Sporadic Groups

Sporadic groups is the first step in a program to provide a uniform, self-contained treatment of the foundational material on the sporadic finite simple groups. The classification of the finite simple groups is one of the premier achievements of modern mathematics. The classification demonstrates that each finite simple group is either a finite analogue of a simple Lie group or one of 26 pathological sporadic groups. Sporadic groups provides for the first time a self-contained treatment of the foundations of the theory of sporadic groups accessible to mathematicians with a basic background in finite groups such as in the author's text Finite Group Theory.
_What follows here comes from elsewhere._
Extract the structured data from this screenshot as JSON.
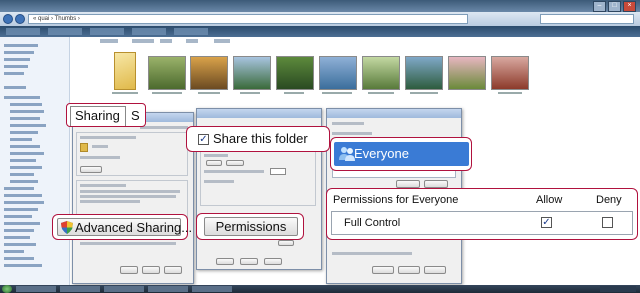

Introductory material useful for studying the sporadics, such as a discussion of large extraspecial 2-subgroups and Tits's coset geometries, opens the book. A construction of the Mathieu groups as the automorphism groups of Steiner systems follows. The Golay and Todd modules and the 2-local geometry for M[subscript 24] are discussed. This is followed by the standard construction of Conway of the Leech lattice and the Conway group. The Monster is constructed as the automorphism group of the Griess algebra using some of the best features of the approaches of Griess, Conway, and Tits, plus a few new wrinkles. The existence treatment finishes with an application of the theory of large extraspecial subgroups to produce the 20 sporadics involved in the Monster. The Aschbacher-Segev approach addresses the uniqueness of the sporadics via coverings of graphs and simplicial complexes. The basics of this approach are developed and used to establish the uniqueness of five of the sporadics. Researchers in finite group theory will find this text invaluable. The subjects treated will interest combinatorists, number theorists, and conformal field theorists.